Significant lifestyle stores are being planned for key cities, big and small

Dickson Concepts (International) is pressing ahead with plans to become the leading luxury retailer in the mainland by opening more large 'lifestyle' stores similar to Seibu, two of which already exist in Shenzhen.

Chairman Dickson Poon unveiled the plan yesterday after announcing that the company had seen interim profits soar nearly tenfold (905.84 per cent) to $77.56 million for the six months to September compared with a year ago, when the city was severely affected by the Sars epidemic.

The company will give a generous interim dividend of 27.5 cents, up from 2.7 cents a year ago.

Mr Poon said new stores would range from 20,000 square feet to 100,000 sq ft and would be established as anchor tenants of major retail developments.

Dickson Concepts also operates 140 outlets measuring between 1,000 sq ft and 10,000 sq ft in 25 mainland cities.

In Hong Kong, the company has 52 outlets, including three Seibu department stores, the latest of which opened in Langham Place in October.

Mr Poon said it was experiencing 'heavy traffic' and could break even in November next year.

'Such a large format store is equivalent to the size of 20 outlets that we have in the mainland,' he said.

'With a better economic scale in the operation of large stores, it definitely will enhance our future earnings capability.'

He refused to identify the locations or the size of investment but said the plan was not only limited to major centres as it would include second and third-tier cities.

'We are now [talking] with various developers about how the design of their retail developments will match our image,' he said, adding that the group had $600 million net cash to spend.

Having had a presence in the mainland for 12 years, Mr Poon said he had noted consumers' rising demand for luxury products in second and third-tier cities.

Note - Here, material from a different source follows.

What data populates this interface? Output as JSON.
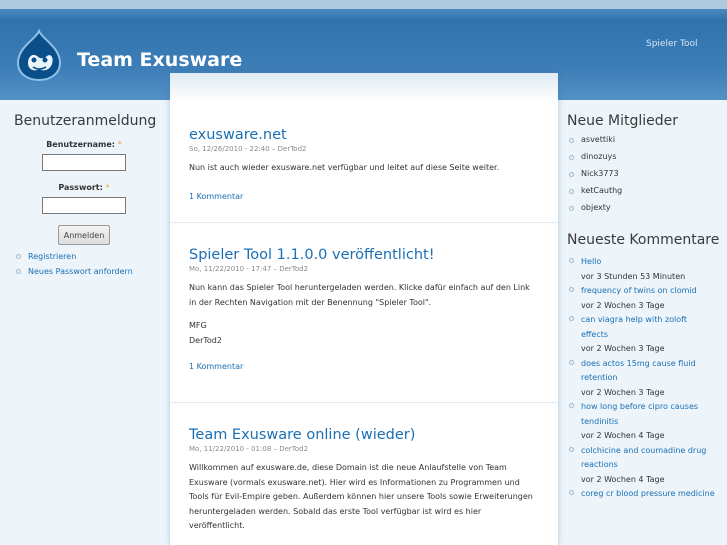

'China has ample room for further development,' he said, adding that he would not rule out the possibility of opening 100 per cent-owned lifestyle stores following Saturday's relaxation of restrictions on foreign ownership of retail outlets.

In the six months to next March, the company plans to have added 14 new outlets in Hong Kong, the mainland and Taiwan, bringing its total network to 400.

Mr Poon attributed the strong first-half result to a significant improvement in margins and the continued tight controls on expenses.

Gross margins grew to 46.5 per cent during the period under review from 41.8 per cent a year ago.

Turnover for the six months to September rose 9.9 per cent to $1.22 billion.